Die Wahlbeteiligung bei den Parlamentswahlen, die am Samstag in Tunesien stattfanden, lag bei Schließung der Wahllokale bei 8,8 Prozent, so die offiziellen Angaben der Unabhängigen Hohen Wahlbehörde Tunesiens, an einem Tag, an dem die Opposition zur Wahlenthaltung aufgerufen hatte.
Der Präsident der Unabhängigen Hohen Wahlbehörde, Faruk Buaskar, hat nach Angaben des tunesischen Rundfunksenders Mosaique FM die offiziellen Daten zur Wahlbeteiligung um 18.00 Uhr, dem planmäßigen Schließungszeitpunkt der Wahllokale, mit rund 803.000 Teilnehmern bekannt gegeben.
Buaskar führte die niedrige Wahlbeteiligung auf das Fehlen ausländischer Finanzmittel für korrupte politische Bewegungen und den Mangel an öffentlichen Mitteln sowie auf die jüngsten Änderungen des Wahlrechts zurück.
Die Wahlbeteiligung ist die niedrigste seit dem so genannten Arabischen Frühling im Jahr 2011, der in Tunesien nach jahrzehntelanger autokratischer Herrschaft einen tiefgreifenden politischen Wandel herbeiführte. Jahrestag des Todes des Straßenhändlers Mohamed Bouazizi, dessen Tod, nachdem er sich aus Protest gegen Polizeimisshandlungen selbst angezündet hatte, eine Protestwelle auslöste, die die gesamte Region erschütterte.
Diese vorgezogenen Parlamentswahlen sind die ersten, seit das Land eine neue Verfassung angenommen hat, die von Präsident Kais Saied gefördert wurde, nachdem er sich 2021 alle Befugnisse angemaßt hatte und die Opposition sich über seinen autoritären Kurs beschwert hatte, der in einem Wahlboykott der Opposition gipfelte.
Saied kündigte im Juli 2021 die Auflösung der Regierung und die Suspendierung des Parlaments an, das daraufhin aufgelöst wurde. Damit reagierte er auf die Proteste gegen die politische und wirtschaftliche Krise, was die Kritik der islamistischen Ennahda-Partei – die die Mehrheit im Parlament stellt – und anderer Gruppen hervorrief und verschiedene Organisationen der Zivilgesellschaft alarmierte.
Gegner wie der ehemalige Abgeordnete der islamistischen Partei, Enhadda Saida Ounissi, erklärten gegenüber dem panarabischen Sender, die geringe Beteiligung an den Parlamentswahlen sei eine «wichtige Bestätigung» für das Desinteresse der Mehrheit der Tunesier an dem von Saied eingeleiteten politischen Fahrplan.

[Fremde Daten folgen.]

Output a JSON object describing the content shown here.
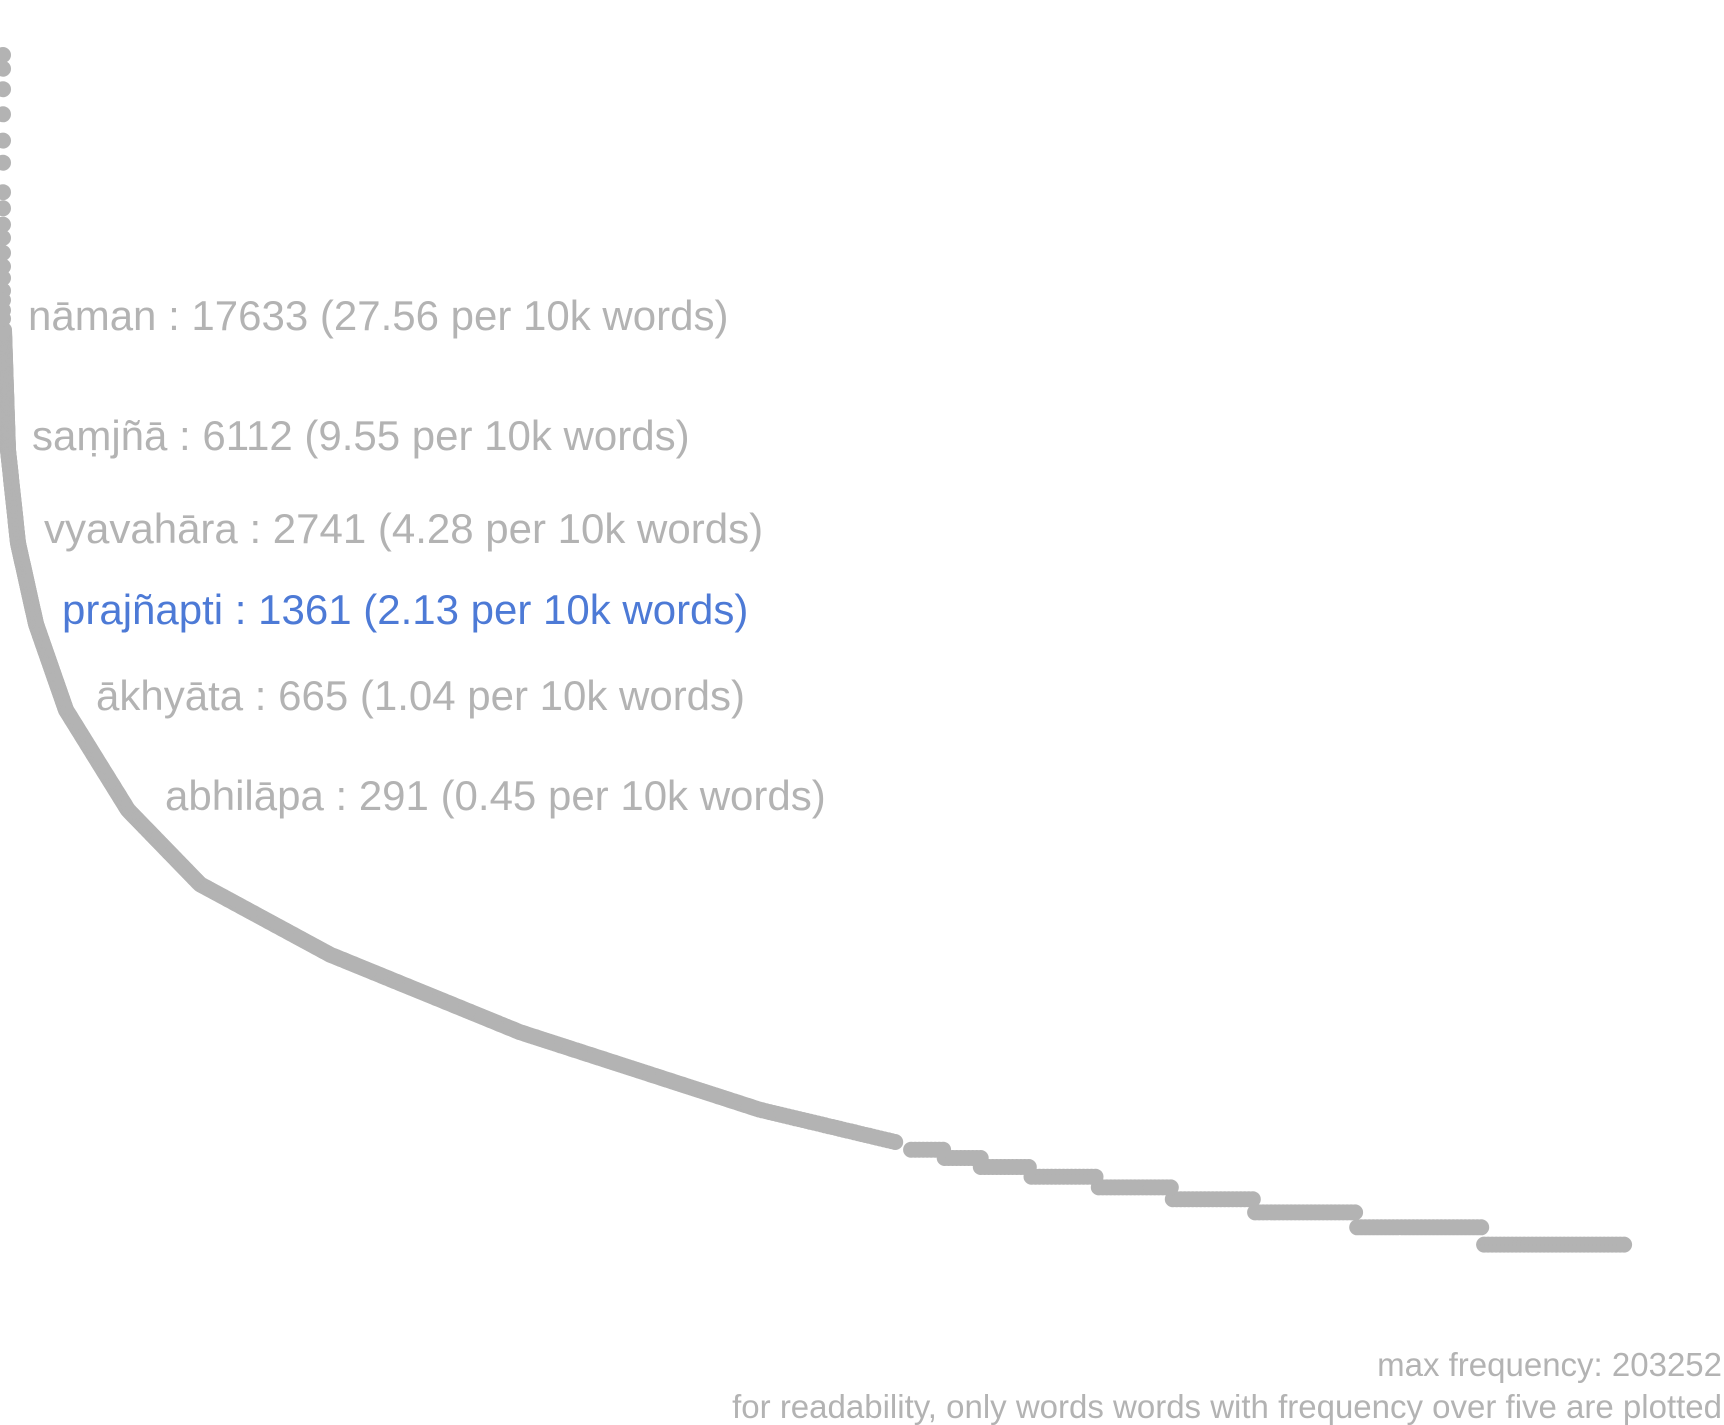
{
  "chart_data": {
    "type": "scatter",
    "title": "",
    "xlabel": "",
    "ylabel": "",
    "y_scale": "log",
    "ylim": [
      5,
      203252
    ],
    "grid": false,
    "legend": "none",
    "point_color": "#b3b3b3",
    "highlight_color": "#4d7ad6",
    "label_color": "#b3b3b3",
    "annotations": [
      {
        "word": "nāman",
        "frequency": 17633,
        "per_10k": "27.56",
        "text": "nāman : 17633 (27.56 per 10k words)",
        "highlight": false
      },
      {
        "word": "saṃjñā",
        "frequency": 6112,
        "per_10k": "9.55",
        "text": "saṃjñā : 6112 (9.55 per 10k words)",
        "highlight": false
      },
      {
        "word": "vyavahāra",
        "frequency": 2741,
        "per_10k": "4.28",
        "text": "vyavahāra : 2741 (4.28 per 10k words)",
        "highlight": false
      },
      {
        "word": "prajñapti",
        "frequency": 1361,
        "per_10k": "2.13",
        "text": "prajñapti : 1361 (2.13 per 10k words)",
        "highlight": true
      },
      {
        "word": "ākhyāta",
        "frequency": 665,
        "per_10k": "1.04",
        "text": "ākhyāta : 665 (1.04 per 10k words)",
        "highlight": false
      },
      {
        "word": "abhilāpa",
        "frequency": 291,
        "per_10k": "0.45",
        "text": "abhilāpa : 291 (0.45 per 10k words)",
        "highlight": false
      }
    ]
  },
  "footer": {
    "max_frequency": "max frequency: 203252",
    "note": "for readability, only words words with frequency over five are plotted"
  }
}
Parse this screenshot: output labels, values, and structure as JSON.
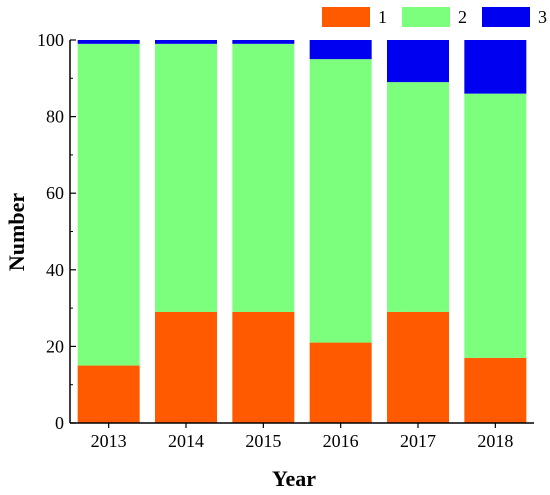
{
  "chart_data": {
    "type": "bar",
    "stacked": true,
    "categories": [
      "2013",
      "2014",
      "2015",
      "2016",
      "2017",
      "2018"
    ],
    "series": [
      {
        "name": "1",
        "color": "#FF5A00",
        "values": [
          15,
          29,
          29,
          21,
          29,
          17
        ]
      },
      {
        "name": "2",
        "color": "#7CFF7C",
        "values": [
          84,
          70,
          70,
          74,
          60,
          69
        ]
      },
      {
        "name": "3",
        "color": "#0000F0",
        "values": [
          1,
          1,
          1,
          5,
          11,
          14
        ]
      }
    ],
    "title": "",
    "xlabel": "Year",
    "ylabel": "Number",
    "ylim": [
      0,
      100
    ],
    "yticks": [
      "0",
      "20",
      "40",
      "60",
      "80",
      "100"
    ],
    "grid": false,
    "legend_position": "top-right"
  }
}
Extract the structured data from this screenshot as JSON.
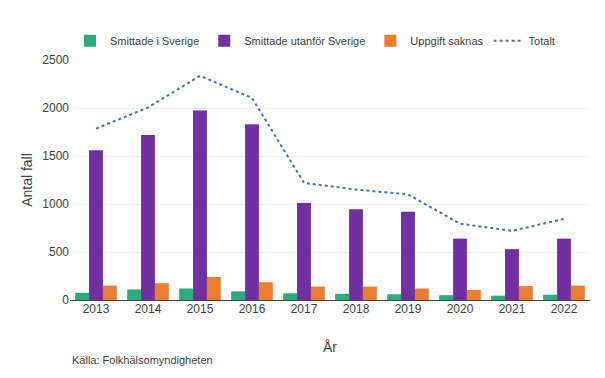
{
  "chart_data": {
    "type": "bar",
    "categories": [
      "2013",
      "2014",
      "2015",
      "2016",
      "2017",
      "2018",
      "2019",
      "2020",
      "2021",
      "2022"
    ],
    "series": [
      {
        "name": "Smittade i Sverige",
        "type": "bar",
        "color": "#2eaa7e",
        "values": [
          75,
          110,
          120,
          90,
          70,
          65,
          60,
          50,
          45,
          55
        ]
      },
      {
        "name": "Smittade utanför Sverige",
        "type": "bar",
        "color": "#7030a0",
        "values": [
          1560,
          1720,
          1975,
          1830,
          1010,
          945,
          920,
          640,
          530,
          640
        ]
      },
      {
        "name": "Uppgift saknas",
        "type": "bar",
        "color": "#ed7d31",
        "values": [
          150,
          175,
          240,
          185,
          140,
          140,
          120,
          105,
          145,
          150
        ]
      },
      {
        "name": "Totalt",
        "type": "line",
        "line_style": "dotted",
        "color": "#4472c4",
        "values": [
          1785,
          2005,
          2335,
          2105,
          1220,
          1150,
          1100,
          795,
          720,
          845
        ]
      }
    ],
    "xlabel": "År",
    "ylabel": "Antal fall",
    "annotations": [
      "Källa: Folkhälsomyndigheten"
    ],
    "ylim": [
      0,
      2500
    ],
    "yticks": [
      0,
      500,
      1000,
      1500,
      2000,
      2500
    ],
    "grid": true,
    "legend": "top"
  }
}
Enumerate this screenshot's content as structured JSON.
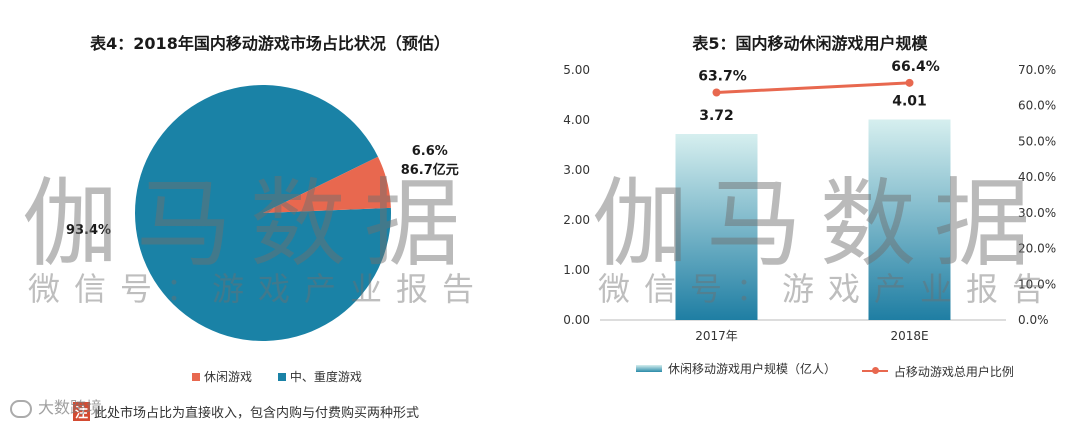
{
  "left_chart": {
    "title": "表4：2018年国内移动游戏市场占比状况（预估）",
    "legend": [
      {
        "label": "休闲游戏",
        "color": "#e8684f"
      },
      {
        "label": "中、重度游戏",
        "color": "#1a82a6"
      }
    ],
    "footnote": {
      "mark": "注",
      "text": "此处市场占比为直接收入，包含内购与付费购买两种形式"
    }
  },
  "right_chart": {
    "title": "表5：国内移动休闲游戏用户规模",
    "legend": [
      {
        "label": "休闲移动游戏用户规模（亿人）",
        "kind": "bar"
      },
      {
        "label": "占移动游戏总用户比例",
        "kind": "line",
        "color": "#e8684f"
      }
    ]
  },
  "watermark": {
    "main": "伽马数据",
    "sub": "微信号：游戏产业报告"
  },
  "brand": {
    "logo_text": "大数跨境"
  },
  "chart_data": [
    {
      "type": "pie",
      "title": "表4：2018年国内移动游戏市场占比状况（预估）",
      "slices": [
        {
          "name": "休闲游戏",
          "value": 6.6,
          "labels": [
            "6.6%",
            "86.7亿元"
          ],
          "color": "#e8684f"
        },
        {
          "name": "中、重度游戏",
          "value": 93.4,
          "labels": [
            "93.4%"
          ],
          "color": "#1a82a6"
        }
      ]
    },
    {
      "type": "bar",
      "title": "表5：国内移动休闲游戏用户规模",
      "categories": [
        "2017年",
        "2018E"
      ],
      "series": [
        {
          "name": "休闲移动游戏用户规模（亿人）",
          "kind": "bar",
          "axis": "left",
          "values": [
            3.72,
            4.01
          ],
          "value_labels": [
            "3.72",
            "4.01"
          ]
        },
        {
          "name": "占移动游戏总用户比例",
          "kind": "line",
          "axis": "right",
          "values": [
            63.7,
            66.4
          ],
          "value_labels": [
            "63.7%",
            "66.4%"
          ],
          "color": "#e8684f"
        }
      ],
      "y_left": {
        "min": 0,
        "max": 5,
        "ticks": [
          "0.00",
          "1.00",
          "2.00",
          "3.00",
          "4.00",
          "5.00"
        ]
      },
      "y_right": {
        "min": 0,
        "max": 70,
        "ticks": [
          "0.0%",
          "10.0%",
          "20.0%",
          "30.0%",
          "40.0%",
          "50.0%",
          "60.0%",
          "70.0%"
        ]
      }
    }
  ]
}
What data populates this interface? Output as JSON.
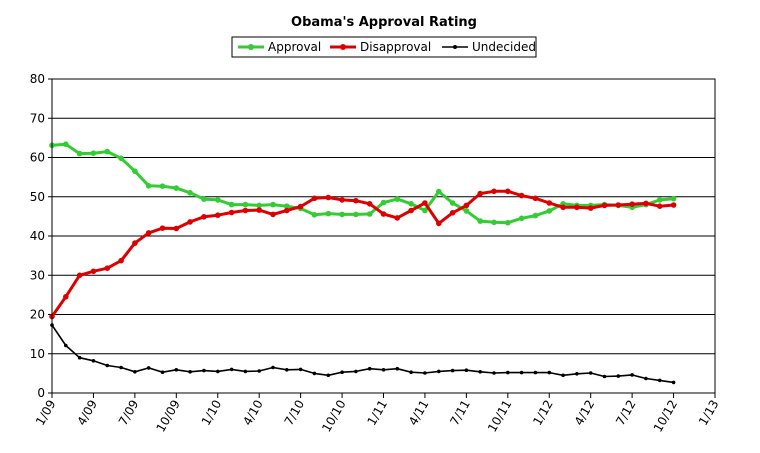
{
  "chart_data": {
    "type": "line",
    "title": "Obama's Approval Rating",
    "xlabel": "",
    "ylabel": "",
    "ylim": [
      0,
      80
    ],
    "yticks": [
      0,
      10,
      20,
      30,
      40,
      50,
      60,
      70,
      80
    ],
    "xlim": [
      "2009-01",
      "2013-01"
    ],
    "xticks": [
      "1/09",
      "4/09",
      "7/09",
      "10/09",
      "1/10",
      "4/10",
      "7/10",
      "10/10",
      "1/11",
      "4/11",
      "7/11",
      "10/11",
      "1/12",
      "4/12",
      "7/12",
      "10/12",
      "1/13"
    ],
    "grid": "horizontal",
    "legend_position": "top",
    "x": [
      "2009-01",
      "2009-02",
      "2009-03",
      "2009-04",
      "2009-05",
      "2009-06",
      "2009-07",
      "2009-08",
      "2009-09",
      "2009-10",
      "2009-11",
      "2009-12",
      "2010-01",
      "2010-02",
      "2010-03",
      "2010-04",
      "2010-05",
      "2010-06",
      "2010-07",
      "2010-08",
      "2010-09",
      "2010-10",
      "2010-11",
      "2010-12",
      "2011-01",
      "2011-02",
      "2011-03",
      "2011-04",
      "2011-05",
      "2011-06",
      "2011-07",
      "2011-08",
      "2011-09",
      "2011-10",
      "2011-11",
      "2011-12",
      "2012-01",
      "2012-02",
      "2012-03",
      "2012-04",
      "2012-05",
      "2012-06",
      "2012-07",
      "2012-08",
      "2012-09",
      "2012-10"
    ],
    "series": [
      {
        "name": "Approval",
        "color": "#33cc33",
        "values": [
          63.1,
          63.4,
          61.0,
          61.1,
          61.5,
          59.8,
          56.5,
          52.8,
          52.7,
          52.2,
          51.0,
          49.4,
          49.2,
          48.0,
          48.0,
          47.8,
          48.0,
          47.6,
          47.0,
          45.4,
          45.7,
          45.5,
          45.5,
          45.6,
          48.5,
          49.4,
          48.2,
          46.5,
          51.3,
          48.4,
          46.4,
          43.8,
          43.5,
          43.4,
          44.5,
          45.2,
          46.4,
          48.2,
          47.8,
          47.8,
          48.0,
          47.8,
          47.3,
          48.0,
          49.2,
          49.5
        ]
      },
      {
        "name": "Disapproval",
        "color": "#dd0000",
        "values": [
          19.5,
          24.5,
          30.0,
          31.0,
          31.8,
          33.7,
          38.2,
          40.8,
          42.0,
          41.9,
          43.6,
          44.9,
          45.3,
          46.0,
          46.5,
          46.6,
          45.5,
          46.5,
          47.5,
          49.6,
          49.8,
          49.2,
          49.0,
          48.2,
          45.6,
          44.6,
          46.5,
          48.4,
          43.2,
          45.9,
          47.8,
          50.8,
          51.4,
          51.4,
          50.3,
          49.6,
          48.4,
          47.3,
          47.3,
          47.1,
          47.8,
          47.9,
          48.1,
          48.3,
          47.6,
          47.9
        ]
      },
      {
        "name": "Undecided",
        "color": "#000000",
        "values": [
          17.3,
          12.1,
          9.0,
          8.2,
          7.0,
          6.5,
          5.4,
          6.4,
          5.3,
          5.9,
          5.4,
          5.7,
          5.5,
          6.0,
          5.5,
          5.6,
          6.5,
          5.9,
          6.0,
          5.0,
          4.5,
          5.3,
          5.5,
          6.2,
          5.9,
          6.2,
          5.3,
          5.1,
          5.5,
          5.7,
          5.8,
          5.4,
          5.1,
          5.2,
          5.2,
          5.2,
          5.2,
          4.5,
          4.9,
          5.1,
          4.2,
          4.3,
          4.6,
          3.7,
          3.2,
          2.7
        ]
      }
    ]
  }
}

«Die Zahlen können nicht lügen und der heutige Tag war eine der größten Prüfungen, um zu sehen, ob die Bevölkerung den gesamten Prozess nach dem Putsch von 2021 unterstützt», fügte er hinzu, bevor er die Diskrepanz zwischen den Anliegen des Präsidenten der Republik und den Erwartungen der Mehrheit der Bevölkerung anprangerte.
«Die Menschen sind besorgt über wirtschaftliche Probleme und soziale Reformen. Es ist kein institutionelles oder politisches Problem, sondern es geht darum, wirtschaftliche Entscheidungen zu treffen, und das ist das Gespräch, das wir in Tunesien führen sollten und in diesem autoritären Kontext nicht führen», beklagte er.